In these cases the check is left untouched and you receive an explanatory message.
AppArmor Status¶
If AppArmor is available on at least one server, a dedicated AppArmor card appears with a summary across all servers:
| Metric | Meaning |
|---|---|
| Servers | Servers with AppArmor available / total |
| Profiles | Number of loaded enconf-<user> profiles |
| Complain | Profiles in complain mode |
| Enforce | Profiles in enforce mode |
Below that, the card lists each server individually (total loaded profiles, of those enforce/complain, of those enconf profiles) with a Complain ↔ Enforce toggle.
Complain mode is the shipped default
enconf generates a dedicated AppArmor profile (enconf-<user>) for every customer PHP-FPM pool and loads it in complain mode. In this mode nothing is blocked — rule violations are merely logged to syslog. This is the active protection and exists to observe real customer behaviour before enforcing.
Enforce mode is a deliberate choice (Phase 2)
The toggle can switch a server's profiles to enforce, at which point violations are actually blocked. Only enable this once you have gathered enough complain-mode log data to rule out false positives. Otherwise legitimate customer PHP calls may break.
If loading in enforce mode fails, the server automatically reverts to complain, and the card shows a corresponding notice.
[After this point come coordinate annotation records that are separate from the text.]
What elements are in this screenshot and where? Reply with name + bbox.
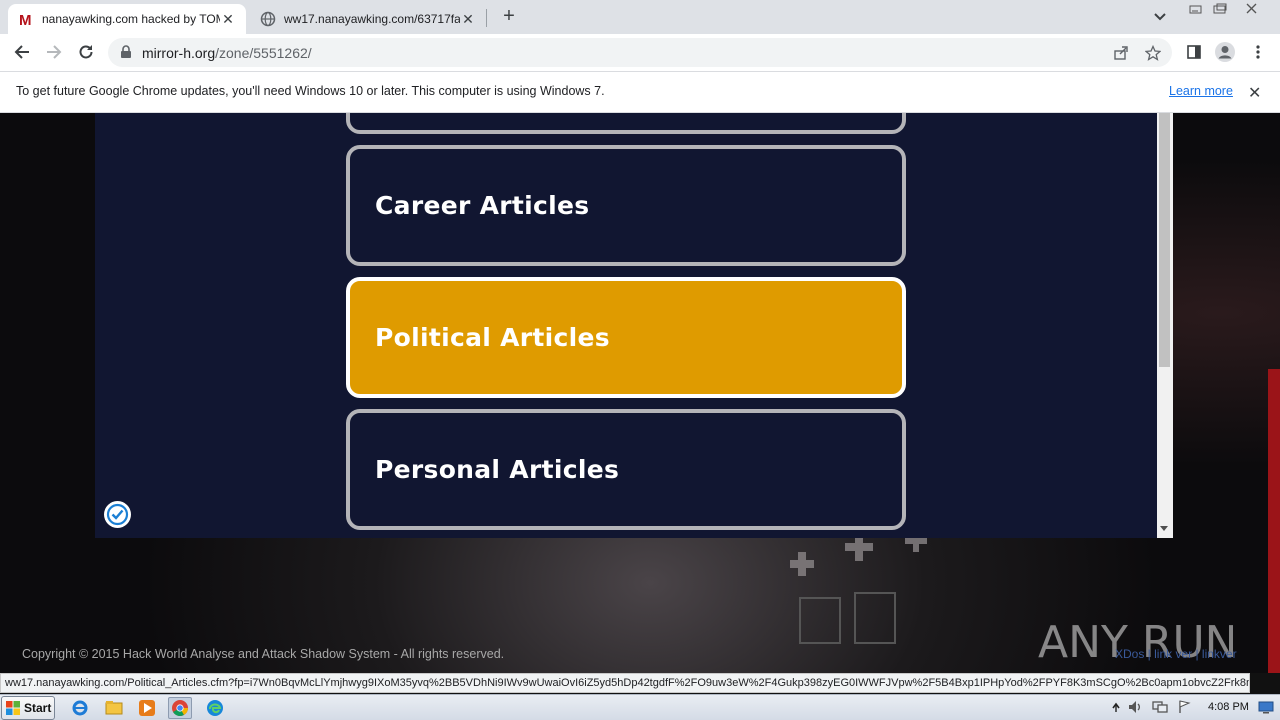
restore-icon[interactable] — [1208, 0, 1232, 18]
career-articles-button[interactable]: Career Articles — [346, 145, 906, 266]
address-bar[interactable]: mirror-h.org/zone/5551262/ — [108, 38, 1172, 67]
media-player-icon[interactable] — [135, 697, 159, 719]
infobar-close-icon[interactable]: ✕ — [1248, 83, 1261, 103]
scrollbar-thumb[interactable] — [1159, 113, 1170, 367]
volume-icon[interactable] — [1128, 699, 1144, 715]
browser-toolbar: mirror-h.org/zone/5551262/ — [0, 34, 1280, 71]
back-arrow-icon[interactable] — [10, 40, 34, 64]
start-button[interactable]: Start — [1, 696, 55, 720]
url-path: /zone/5551262/ — [215, 45, 312, 61]
learn-more-link[interactable]: Learn more — [1169, 84, 1233, 98]
tab-mirror-h[interactable]: M nanayawking.com hacked by TOMOD ✕ — [8, 4, 246, 34]
taskbar-clock: 4:08 PM — [1208, 701, 1249, 713]
share-icon[interactable] — [1112, 44, 1130, 62]
globe-icon — [260, 11, 276, 27]
reload-icon[interactable] — [74, 40, 98, 64]
tray-expand-icon[interactable] — [1108, 699, 1124, 715]
scroll-down-arrow-icon[interactable] — [1160, 526, 1168, 531]
network-icon[interactable] — [1152, 699, 1168, 715]
action-center-flag-icon[interactable] — [1176, 699, 1192, 715]
close-window-icon[interactable] — [1240, 0, 1264, 18]
lock-icon[interactable] — [120, 45, 132, 64]
tab-ww17[interactable]: ww17.nanayawking.com/63717fa25 ✕ — [250, 4, 486, 34]
close-tab-icon[interactable]: ✕ — [220, 11, 236, 28]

Context: What's Active vs. Phase 2¶
The Advisor reflects the real hardening state and does not oversell:
- Active and rolled out: dedicated Linux user per website, webroot
0710, PHP-FPM pool per website,open_basedir,disable_functions, per-customer/tmp, per-customer MariaDB grants, root-only panel secrets, ProFTPD chroot, nftables SMTP egress block, fail2ban, per-customer systemd slices, and AppArmor profiles in complain mode. - Phase 2 (not active by default): AppArmor enforce mode per server (opt-in via the toggle), tiered systemd slice limits.
- Not architecturally isolable: shared kernel, single MariaDB instance, shared PHP binary, single Postfix/Dovecot/PowerDNS instance — this applies to every single-kernel panel and can only be mitigated with updates.
See Security for the full breakdown.